Having observed the lax discipline of the Arab-Sicilian army, on the morning of the fourth day of the siege Kekaumenos led his men in an unnexpected sortie upon the enemy, many of whom were incapacitated from their celebration the previous night. Having been caught completely by surprise, the Arabs were unable to offer effective resistance against the fully equipped Byzantines. Leading from the front, Kekaumenos led his cavalry directly against the tent of the Arab commander and succeeded in killing him, before cutting down his tent. Seeing this, the remainder of the Arab-Sicilian army attempted to flee, though many whom were still intoxicated, struggled to escape, and tripped over the corpses of their slain comrades, becoming trampled underfoot in the panicked rout. According to John Skylitzes, tens of thousands of Arabs had been killed by the time Kekaumenos finished his pursuit, with the surrounding plain, ravines and rivers being covered with their bodies, as only a small number survived and reached the safety of Palermo. Following the victory, Kekaumenos' men plundered the Sicilian encampment, collecting large amounts of silver and gems as loot.

==Aftermath==
Although the victory of Kekaumenos had checked the advance of the Sicilian Arabs and prevented the complete elimination of Byzantine presence in 1041, the ongoing fighting against rebel forces across the Empire prevented Michael IV from organising a new expedition to exploit the success in Sicily. In immediate response to the developments, Stephen dismissed from command due to his failure to contain the Arabs in Sicily and the Lombard-Norman forces in Italy and returned to Constantinople in disgrace.
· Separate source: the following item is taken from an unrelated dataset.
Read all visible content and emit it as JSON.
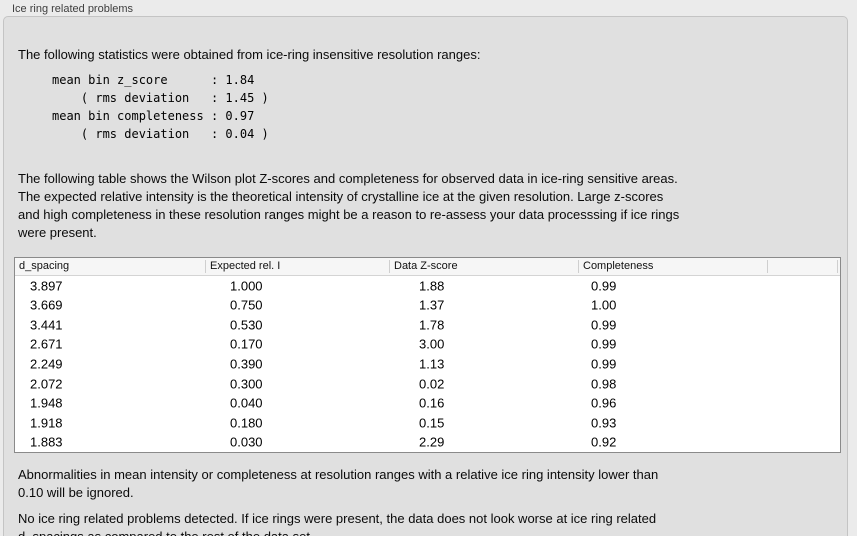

His replacement as catepan of Italy was Michael Dokeianos, who proved an equally incompetent leader and sustained a series of defeats against the Normans at Olivento and Montemaggiore. Kekaumenos remained in command at Messina for some time following the siege, but he subsequently departed and had returned to Constantinople by April 20 1042. The Byzantines likely withdrew from Messina before or shortly after this date, and by the end of 1042 the entirety of Sicily thus reverted to Arab rule.